Good point. We have done it with a 16 bit compiler, plus some ASM, plus remote debugging via monitors. The n processors run the same code (one task), and communicate with each other via common memory and dedicated bus signals. The debugging could be done because we had the source code of the monitor: we had to change it in order to start and stop the n programs 'simultaneously', etc. It was a funny experience. And it worked. By the way, the hardware was developed by ourselves.
Of course, we followed a strict process (CEN 50126 / 50128 / 50129) which included (documents and code) inspections, rigurous C coding procedures ('safe' subset without dynamic memory usage, very restricted use of pointers, etc.), unit testing with 100% coverage (this was hard), incremental integration, strict validation procedures, etc, etc.

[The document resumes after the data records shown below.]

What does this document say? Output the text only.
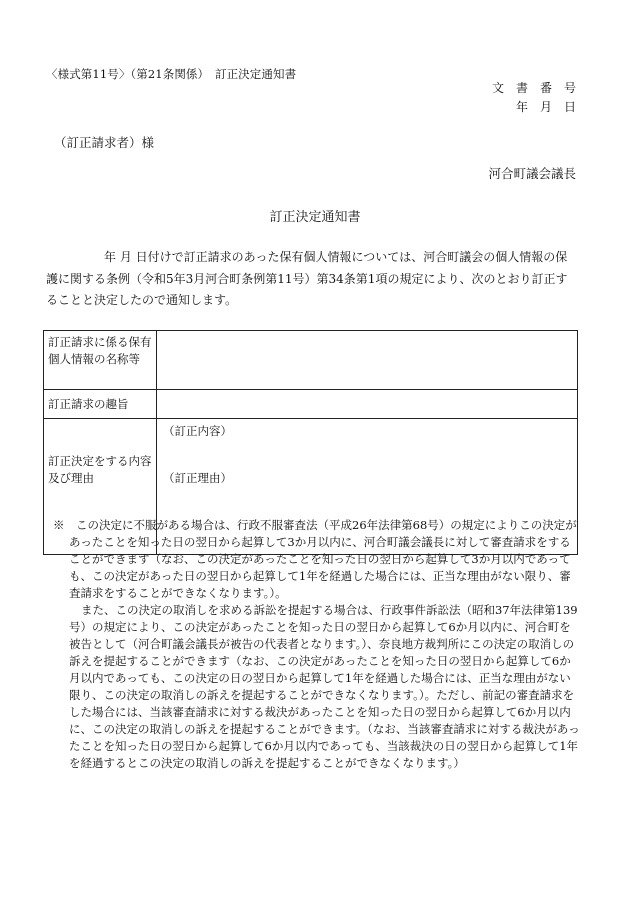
〈様式第11号〉（第21条関係）　訂正決定通知書
文　書　番　号
年　月　日
（訂正請求者）様
河合町議会議長
訂正決定通知書

年 月 日付けで訂正請求のあった保有個人情報については、河合町議会の個人情報の保護に関する条例（令和5年3月河合町条例第11号）第34条第1項の規定により、次のとおり訂正することと決定したので通知します。

訂正請求に係る保有個人情報の名称等	
訂正請求の趣旨	
訂正決定をする内容及び理由	（訂正内容）
（訂正理由）

※　この決定に不服がある場合は、行政不服審査法（平成26年法律第68号）の規定によりこの決定があったことを知った日の翌日から起算して3か月以内に、河合町議会議長に対して審査請求をすることができます（なお、この決定があったことを知った日の翌日から起算して3か月以内であっても、この決定があった日の翌日から起算して1年を経過した場合には、正当な理由がない限り、審査請求をすることができなくなります。）。

また、この決定の取消しを求める訴訟を提起する場合は、行政事件訴訟法（昭和37年法律第139号）の規定により、この決定があったことを知った日の翌日から起算して6か月以内に、河合町を被告として（河合町議会議長が被告の代表者となります。）、奈良地方裁判所にこの決定の取消しの訴えを提起することができます（なお、この決定があったことを知った日の翌日から起算して6か月以内であっても、この決定の日の翌日から起算して1年を経過した場合には、正当な理由がない限り、この決定の取消しの訴えを提起することができなくなります。）。ただし、前記の審査請求をした場合には、当該審査請求に対する裁決があったことを知った日の翌日から起算して6か月以内に、この決定の取消しの訴えを提起することができます。（なお、当該審査請求に対する裁決があったことを知った日の翌日から起算して6か月以内であっても、当該裁決の日の翌日から起算して1年を経過するとこの決定の取消しの訴えを提起することができなくなります。）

We have all of that. What we don't have right now is a tool-chain to do the same job, but for 32-bit platforms. We know our 16-bit tools pretty well (we've been working with them for 15 years, and all their peculiarities -i.e., bugs- are known and well documented; that's what I call 'proven in use'). I wish we could get a reliable tool-chain for
32-bit, just to reduce the costs of debugging them: our process will (hopefully) detect those bugs, but the fewer the bugs, the fewer the cost.-- Ignacio G.T.